The family of ponies stood at the back door of the backyard, their eyes full of terror and tears. The stallion in front, a double barrel shotgun in his two hooves, tried his hardest to not join his wife and children in unsteadily shaking in fear, but to no avail. The mare, a pistol in her hooves as well, stood behind him, a frown on her lips playing at an attempt of bravery. The two children, a colt and a young mare, hid behind their parents' shadows, lips wobbly. The colt held onto a large brown object that caused Delirious to stop dead in his tracks.

"There's nothing in here worth dying for, you murderer!"

Delirious waggled his eyebrows, recomposing himself. The stallion seemed to be trying to threaten him.

"Just–" the mare joined in, raising her pistol at him from next to her husband, "–leave us alone!"

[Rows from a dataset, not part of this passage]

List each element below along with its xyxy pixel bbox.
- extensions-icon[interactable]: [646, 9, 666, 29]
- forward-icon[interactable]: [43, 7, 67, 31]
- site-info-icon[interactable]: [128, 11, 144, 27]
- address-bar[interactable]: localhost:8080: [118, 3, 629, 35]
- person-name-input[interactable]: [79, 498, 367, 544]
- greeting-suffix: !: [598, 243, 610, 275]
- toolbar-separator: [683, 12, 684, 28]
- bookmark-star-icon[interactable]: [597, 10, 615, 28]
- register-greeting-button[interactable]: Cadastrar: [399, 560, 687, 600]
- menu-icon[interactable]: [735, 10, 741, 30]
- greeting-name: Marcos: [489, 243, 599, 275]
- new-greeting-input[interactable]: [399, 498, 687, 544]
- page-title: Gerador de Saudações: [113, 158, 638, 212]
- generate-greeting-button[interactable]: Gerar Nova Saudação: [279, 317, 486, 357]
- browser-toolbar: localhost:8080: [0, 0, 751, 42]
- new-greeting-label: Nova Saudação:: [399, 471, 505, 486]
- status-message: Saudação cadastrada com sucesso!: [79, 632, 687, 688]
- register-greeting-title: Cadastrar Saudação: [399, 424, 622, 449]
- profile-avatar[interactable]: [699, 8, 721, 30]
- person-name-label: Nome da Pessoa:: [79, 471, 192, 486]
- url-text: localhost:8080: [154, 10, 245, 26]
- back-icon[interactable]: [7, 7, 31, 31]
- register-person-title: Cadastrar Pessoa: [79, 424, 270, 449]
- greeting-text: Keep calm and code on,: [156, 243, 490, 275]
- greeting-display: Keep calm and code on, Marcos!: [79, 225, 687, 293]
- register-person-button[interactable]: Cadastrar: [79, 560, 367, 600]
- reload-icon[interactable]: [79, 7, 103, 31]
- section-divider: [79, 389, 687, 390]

Delirious sucked in a large intake of air, his stomach rising to Hindenburg proportions. Slowly letting it out, he turned himself a little more and readjusted his position on the wall, allowing his hindlegs to dangle like he was a kid on the edge of his race car bed. His Marksman Rifle lightly settling on his lap, he placed both his hooves on either side of it and threw an eyebrow toward the sky.

"Put the guns down."

The shotgun faltered. As did the pistol. They remained up.

"You shot Uncle Pancakes!"

His heart throbbed. The young mare was the one who had shouted just then.

"You killed those bandits just so you could take the loot yourself!"

The stallion, now. Delirious wished he'd shut the fuck up. With a rolling of his eyes, he grasped his rifle with a hoof and hopped off the wall. Landing, he stumbled forward and was met with the stabbing-forward of two firearms from presumably inexperienced idiots.

"Not another step!"

Delirious raised his rifle up, cocked the lever on its side back toward his face, and aimed it at the husband and wife.

Eyes wide, they dropped their weapons, which clattered on the floor.

"Now, here's what gonna happen, bitches." Delirious stalked over slowly, keeping his sights on the two charges as he stuck a hoof out and swept their weapons toward the pool about five feet away. "I'm only gonna ask for one thing–"

"We have nothing to give!" cried the mare, now seemingly on the verge of hysterics.

"Yeah," Delirious replied, "you do."

The husband lowered himself into a crouching position, eyes narrowed and posture ready to pounce. "And what would that be?"

"Do you want food? Or water?" The mare asked, nodding her head vigorously. "We have a lot of that!"

"Give me that teddy bear," the stallion barked, the dirt-crusted and mildly chipped rifle aiming shakily her way.

Author's Notes:

That Poland Invasion joke felt really out of taste. My bad. :rainbowlaugh:

Also sorry if this chapter is a little not great either. I've mostly been caught up in schoolwork lately.